I enjoy rereading all the Modesty Blaise novels, but two of the characters who fall in love in this book were an old married couple in the last one. While the exploits of Modesty and her partner, Willie Garvin, are exciting, this has one of the best fight scenes in all the Modesty novels. In fact, she has a scary encounter with a swordsman AND Willie meets up with a gorilla-like sadist who had battered him almost to the death during a previous encounter.
Stuck in the middle of the desert at an archeological dig taken over by criminals when a treasure trove is discovered, Modesty and Willie have to save the young lovers, a blind dowser and an uptight parapsychologist, and the enslaved archeologists. One of the criminal masterminds, Gabriel, is an old foe. The gorilla fighter, teasingly called King Kong for being super-strong and having no sense of pain, toys with Willie, promising a repeat of their last encounter which took Willie a year to recuperate.

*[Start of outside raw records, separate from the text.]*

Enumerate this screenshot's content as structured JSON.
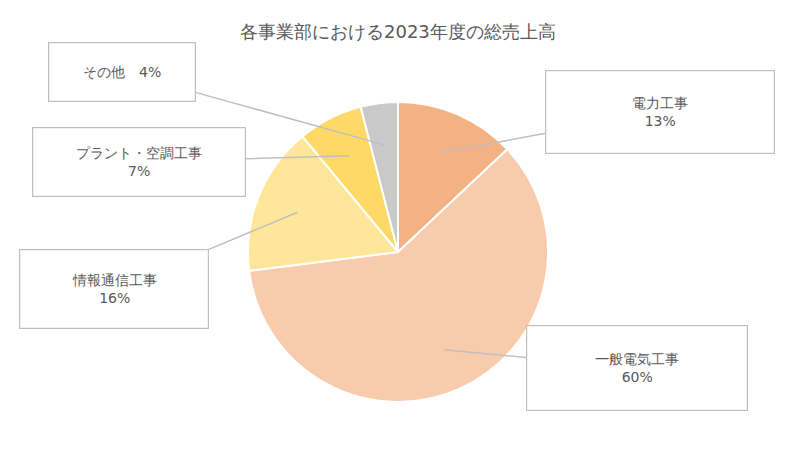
{
  "chart_data": {
    "type": "pie",
    "title": "各事業部における2023年度の総売上高",
    "categories": [
      "電力工事",
      "一般電気工事",
      "情報通信工事",
      "プラント・空調工事",
      "その他"
    ],
    "values": [
      13,
      60,
      16,
      7,
      4
    ],
    "value_labels": [
      "13%",
      "60%",
      "16%",
      "7%",
      "4%"
    ],
    "colors": [
      "#f4b183",
      "#f8cbad",
      "#ffe699",
      "#ffd966",
      "#c9c9c9"
    ],
    "data_labels": true
  }
}
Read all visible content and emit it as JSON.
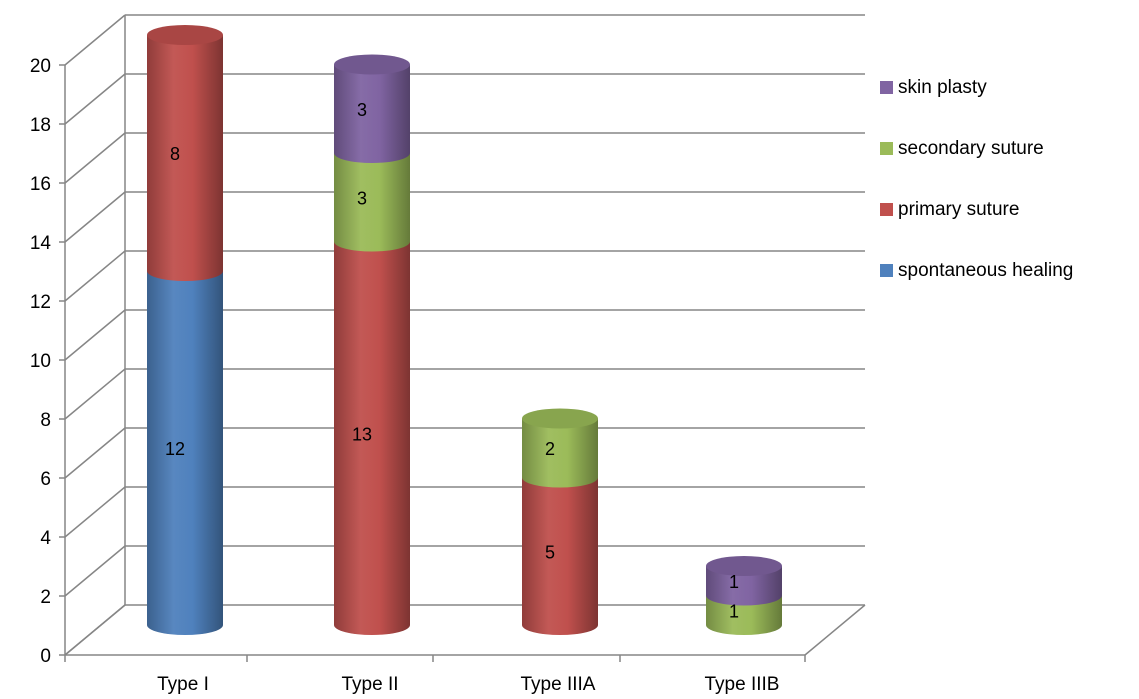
{
  "chart_data": {
    "type": "bar",
    "stacked": true,
    "style": "3d-cylinder",
    "title": "",
    "xlabel": "",
    "ylabel": "",
    "categories": [
      "Type I",
      "Type II",
      "Type IIIA",
      "Type IIIB"
    ],
    "ylim": [
      0,
      20
    ],
    "yticks": [
      0,
      2,
      4,
      6,
      8,
      10,
      12,
      14,
      16,
      18,
      20
    ],
    "grid": true,
    "legend_position": "right",
    "series": [
      {
        "name": "spontaneous healing",
        "color": "#4F81BD",
        "values": [
          12,
          null,
          null,
          null
        ]
      },
      {
        "name": "primary suture",
        "color": "#C0504D",
        "values": [
          8,
          13,
          5,
          null
        ]
      },
      {
        "name": "secondary suture",
        "color": "#9BBB59",
        "values": [
          null,
          3,
          2,
          1
        ]
      },
      {
        "name": "skin plasty",
        "color": "#8064A2",
        "values": [
          null,
          3,
          null,
          1
        ]
      }
    ]
  }
}
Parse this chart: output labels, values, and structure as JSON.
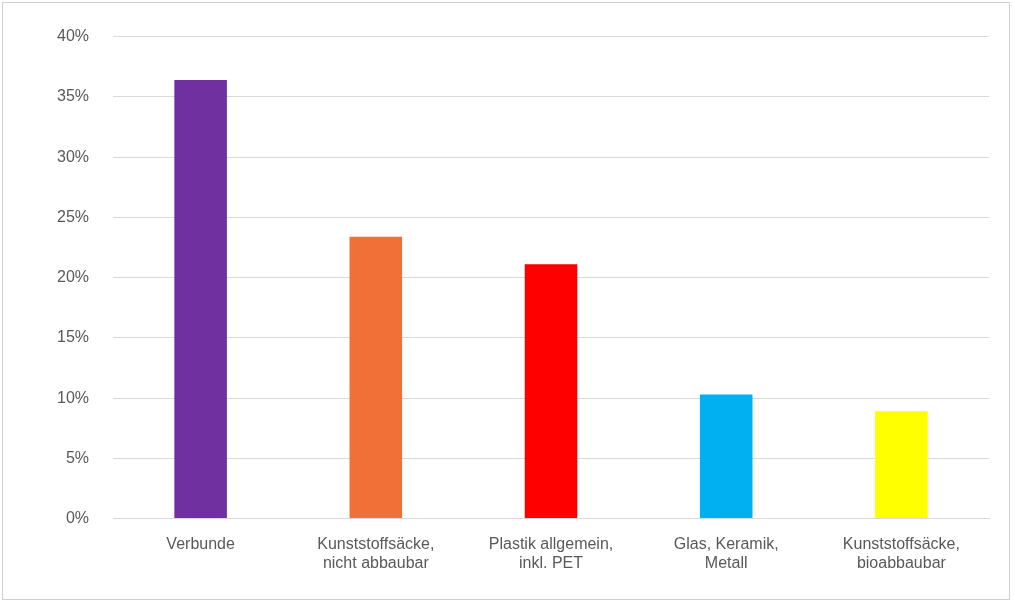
{
  "chart_data": {
    "type": "bar",
    "categories": [
      "Verbunde",
      "Kunststoffsäcke, nicht abbaubar",
      "Plastik allgemein, inkl. PET",
      "Glas, Keramik, Metall",
      "Kunststoffsäcke, bioabbaubar"
    ],
    "values": [
      36.4,
      23.4,
      21.1,
      10.3,
      8.9
    ],
    "colors": [
      "#7030a0",
      "#f07038",
      "#ff0000",
      "#00b0f0",
      "#ffff00"
    ],
    "ylim": [
      0,
      40
    ],
    "yticks": [
      {
        "value": 0,
        "label": "0%"
      },
      {
        "value": 5,
        "label": "5%"
      },
      {
        "value": 10,
        "label": "10%"
      },
      {
        "value": 15,
        "label": "15%"
      },
      {
        "value": 20,
        "label": "20%"
      },
      {
        "value": 25,
        "label": "25%"
      },
      {
        "value": 30,
        "label": "30%"
      },
      {
        "value": 35,
        "label": "35%"
      },
      {
        "value": 40,
        "label": "40%"
      }
    ],
    "grid": "y",
    "legend": false
  }
}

Willie knows he’ll die if another fight ensues, so Modesty takes a blade to defeat a master fencer and rescues the young lovers and the archeologists. She and Willie escape on foot across the desert, but his old sparring partner catches up with them when Modesty’s wound becomes infected and she becomes too feverish to travel.
While I wondered why Modesty felt it necessary to fence the master topless, I suppose it could have been to distract her opponent. They call it pulp for a reason. I don’t usually worry about our intrepid duo, but this time, they both had severe handicaps, and I worried what kind of shape they’d be in if they survived.
One of the most impressive traits of Modesty is her own brand of morality. While she abides by the law and never kills without good reason, in this novel she confronts a billionaire who laughs at the law when caught red-handed. He boasts that with his criminal resources and wealth, he’ll have her killed before she can bring him to justice. Modesty decides not to wait and takes matters of justice into her own hands.